Tuesday, December 15th
by Nora Sanders
As I write this on Monday evening, I am remembering that at this very time just a week ago, (Tuesday morning in Beijing), our China delegation was gathering at the Chongwenmen Church for our final time of shared reflection and communion. The intimacy of the worship, led by our Moderator, spoke to all that we had experienced as a group over our 11 day journey together.
The wall of the room where we met was dominated by a large picture bearing words in Chinese script (pictured above). Like so much of what we had seen in China, I could not read it, but fellow traveller Rev. Yi Feng Everest Kao explained that it was the timeless words from John 1:
In the beginning was the Word, and the Word was with God, and the Word was God. He was with God in the beginning. Through him all things were made, without him nothing was made that has been made. In him was life, and that life was the light of all mankind. The light shines in the darkness, and the darkness has not overcome it.
Out of his fullness we have all received grace in place of grace already given.
The church is a fine old Methodist structure from missionary times. James Endicott, perhaps the greatest United Church hero in China, had preached there in 1956. His granddaughter-in-law, Betsy Anderson was part of the delegation. Our Chinese host managed to pull up a picture on his laptop of Endicott in the pulpit in 1956. Betsy was thrilled.
The preceding evening we met with Beijing Christian Council leaders at their office building, a structure left from missionary times also. Our host commented how the room we were in served for a while as place of worship. Ray Whitehead surprised our host by asking if this was the Rice Market Church where he had worshipped in 1979 when it was the only Protestant church open in China. It was. The building was adjacent to the hospital where delegation member Maylanne Maybee’s grandfather had practiced medicine in the 1920s and 30s.

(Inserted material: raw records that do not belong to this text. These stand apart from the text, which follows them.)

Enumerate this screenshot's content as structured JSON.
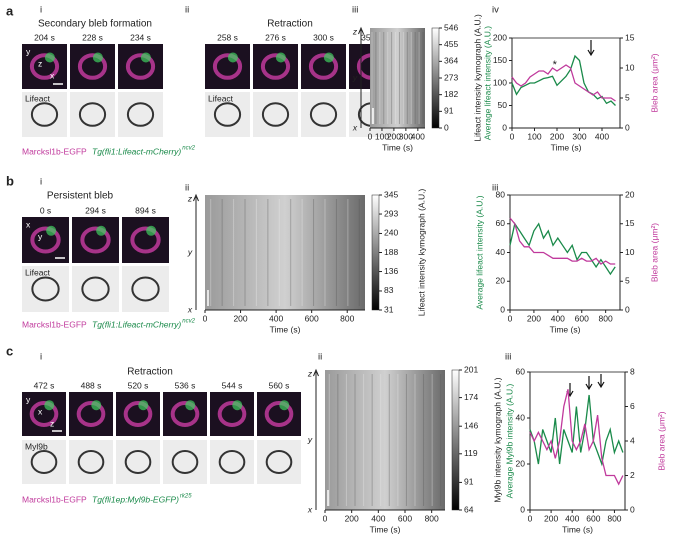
{
  "panels": [
    {
      "letter": "a",
      "subpanels": [
        "i",
        "ii",
        "iii",
        "iv"
      ],
      "headings": [
        "Secondary bleb formation",
        "Retraction"
      ],
      "times": [
        "204 s",
        "228 s",
        "234 s",
        "258 s",
        "276 s",
        "300 s",
        "354 s"
      ],
      "channel": "Lifeact",
      "image_axes": [
        "y",
        "z",
        "x"
      ],
      "membrane": "Marcksl1b-EGFP",
      "transgene": "Tg(fli1:Lifeact-mCherry)",
      "allele": "ncv2"
    },
    {
      "letter": "b",
      "subpanels": [
        "i",
        "ii",
        "iii"
      ],
      "headings": [
        "Persistent bleb"
      ],
      "times": [
        "0 s",
        "294 s",
        "894 s"
      ],
      "channel": "Lifeact",
      "image_axes": [
        "x",
        "y"
      ],
      "membrane": "Marcksl1b-EGFP",
      "transgene": "Tg(fli1:Lifeact-mCherry)",
      "allele": "ncv2"
    },
    {
      "letter": "c",
      "subpanels": [
        "i",
        "ii",
        "iii"
      ],
      "headings": [
        "Retraction"
      ],
      "times": [
        "472 s",
        "488 s",
        "520 s",
        "536 s",
        "544 s",
        "560 s"
      ],
      "channel": "Myl9b",
      "image_axes": [
        "y",
        "x",
        "z"
      ],
      "membrane": "Marcksl1b-EGFP",
      "transgene": "Tg(fli1ep:Myl9b-EGFP)",
      "allele": "rk25"
    }
  ],
  "chart_data": [
    {
      "type": "kymograph",
      "axis_letters": [
        "z",
        "y",
        "x"
      ],
      "xlabel": "Time (s)",
      "xlim": [
        0,
        460
      ],
      "xticks": [
        0,
        100,
        200,
        300,
        400
      ],
      "clabel": "Lifeact intensity kymograph (A.U.)",
      "clim": [
        0,
        546
      ],
      "cticks": [
        0,
        91,
        182,
        273,
        364,
        455,
        546
      ]
    },
    {
      "type": "line",
      "xlabel": "Time (s)",
      "ylabel": "Average lifeact intensity (A.U.)",
      "y2label": "Bleb area (μm²)",
      "xlim": [
        0,
        480
      ],
      "xticks": [
        0,
        100,
        200,
        300,
        400
      ],
      "ylim": [
        0,
        200
      ],
      "yticks": [
        0,
        50,
        100,
        150,
        200
      ],
      "y2lim": [
        0,
        15
      ],
      "y2ticks": [
        0,
        5,
        10,
        15
      ],
      "x": [
        0,
        20,
        40,
        60,
        80,
        100,
        120,
        140,
        160,
        180,
        200,
        220,
        240,
        260,
        280,
        300,
        320,
        340,
        360,
        380,
        400,
        420,
        440,
        460
      ],
      "series": [
        {
          "color": "#1a8a4a",
          "values": [
            100,
            75,
            90,
            95,
            100,
            100,
            105,
            110,
            112,
            115,
            95,
            105,
            115,
            130,
            160,
            150,
            100,
            80,
            75,
            65,
            70,
            55,
            60,
            50
          ]
        },
        {
          "color": "#c0399c",
          "axis": "y2",
          "values": [
            8.5,
            7.5,
            7,
            7.5,
            8.5,
            9,
            9.5,
            9.5,
            9,
            10,
            9.5,
            10,
            10.5,
            10,
            7.5,
            7,
            6.5,
            6,
            5.5,
            6,
            5,
            5,
            5,
            4.5
          ]
        }
      ],
      "annotations": [
        {
          "text": "*",
          "x": 190,
          "y": 140
        }
      ]
    },
    {
      "type": "kymograph",
      "axis_letters": [
        "z",
        "y",
        "x"
      ],
      "xlabel": "Time (s)",
      "xlim": [
        0,
        900
      ],
      "xticks": [
        0,
        200,
        400,
        600,
        800
      ],
      "clabel": "Lifeact intensity kymograph (A.U.)",
      "clim": [
        31,
        345
      ],
      "cticks": [
        31,
        83,
        136,
        188,
        240,
        293,
        345
      ]
    },
    {
      "type": "line",
      "xlabel": "Time (s)",
      "ylabel": "Average lifeact intensity (A.U.)",
      "y2label": "Bleb area (μm²)",
      "xlim": [
        0,
        920
      ],
      "xticks": [
        0,
        200,
        400,
        600,
        800
      ],
      "ylim": [
        0,
        80
      ],
      "yticks": [
        0,
        20,
        40,
        60,
        80
      ],
      "y2lim": [
        0,
        20
      ],
      "y2ticks": [
        0,
        5,
        10,
        15,
        20
      ],
      "x": [
        0,
        40,
        80,
        120,
        160,
        200,
        240,
        280,
        320,
        360,
        400,
        440,
        480,
        520,
        560,
        600,
        640,
        680,
        720,
        760,
        800,
        840,
        880
      ],
      "series": [
        {
          "color": "#1a8a4a",
          "values": [
            45,
            60,
            55,
            50,
            45,
            55,
            60,
            50,
            55,
            45,
            50,
            45,
            40,
            45,
            35,
            40,
            40,
            35,
            30,
            35,
            30,
            25,
            30
          ]
        },
        {
          "color": "#c0399c",
          "axis": "y2",
          "values": [
            16,
            15,
            12,
            11,
            11,
            10,
            10,
            10,
            9.5,
            9,
            9,
            9,
            9,
            8.5,
            8.5,
            9,
            8.5,
            8.5,
            9,
            8,
            8.5,
            8,
            8
          ]
        }
      ]
    },
    {
      "type": "kymograph",
      "axis_letters": [
        "z",
        "y",
        "x"
      ],
      "xlabel": "Time (s)",
      "xlim": [
        0,
        900
      ],
      "xticks": [
        0,
        200,
        400,
        600,
        800
      ],
      "clabel": "Myl9b intensity kymograph (A.U.)",
      "clim": [
        64,
        201
      ],
      "cticks": [
        64,
        91,
        119,
        146,
        174,
        201
      ]
    },
    {
      "type": "line",
      "xlabel": "Time (s)",
      "ylabel": "Average Myl9b intensity (A.U.)",
      "y2label": "Bleb area (μm²)",
      "xlim": [
        0,
        900
      ],
      "xticks": [
        0,
        200,
        400,
        600,
        800
      ],
      "ylim": [
        0,
        60
      ],
      "yticks": [
        0,
        20,
        40,
        60
      ],
      "y2lim": [
        0,
        8
      ],
      "y2ticks": [
        0,
        2,
        4,
        6,
        8
      ],
      "x": [
        0,
        40,
        80,
        120,
        160,
        200,
        240,
        280,
        320,
        360,
        400,
        440,
        480,
        520,
        560,
        600,
        640,
        680,
        720,
        760,
        800,
        840,
        880
      ],
      "series": [
        {
          "color": "#1a8a4a",
          "values": [
            35,
            30,
            20,
            35,
            30,
            25,
            40,
            20,
            35,
            30,
            25,
            45,
            25,
            35,
            50,
            30,
            25,
            20,
            30,
            35,
            25,
            30,
            25
          ]
        },
        {
          "color": "#c0399c",
          "axis": "y2",
          "values": [
            4.5,
            4,
            4.5,
            4,
            3.5,
            4,
            3,
            4,
            6,
            7,
            4,
            3.5,
            4,
            5,
            3.5,
            4,
            5.5,
            3,
            2,
            2,
            2,
            1.5,
            2
          ]
        }
      ]
    }
  ]
}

Throughout our journey, as we looked forward to renewed relationships with the China Christian Council and Three Self Patriotic Movement, these reminders of our historic relationships in China enriched the sense of possibility and purpose.
Leaving the church, after having a few photographs taken next to the Christmas tree in the church’s courtyard, we walked back to our hotel to finish packing up for the flight home. Even on that short walk, most of us were breathing through masks that we hoped would filter out the smog that hung heavy in the air. Our last day in Beijing was the worst day for air quality that we experienced.
Even after such a wonderful trip with so much learned, so many fascinating conversations and new experiences, I was glad to be heading home. I couldn’t wait to be back home with my son, and I have to admit that I was looking forward to being able to go outside to run or walk in a place where I can breathe deeply without worrying about it. Without even thinking about it.
Maybe I will never quite take it for granted again. I am very aware that when I came home to Canada, I left behind millions of people in Beijing and elsewhere in China and the world who cannot take the air they breathe for granted. With that came the understanding that the whole world could be headed that way if some major changes don’t occur. It was ironic to be experiencing this even as world leaders, (and United Church representatives to COP 21 Mardi Tindal, Christine Boyle, and Barbara Wilson), were gathering for the Paris Climate Conference).
As Canadians we will have our hands full to live up to the COP 21 commitments. Recognizing the unique challenges presented by the sheer size of China’s population (about 1.4 billion!), we Canadians have no right to be smug. We are all God’s children sharing the same earth.
And so we journey through Advent, expectantly looking ahead to the arrival of the wondrous infant who offers peace on earth and goodwill to all the earth’s peoples.
The light shines in the darkness, and the darkness has not overcome it.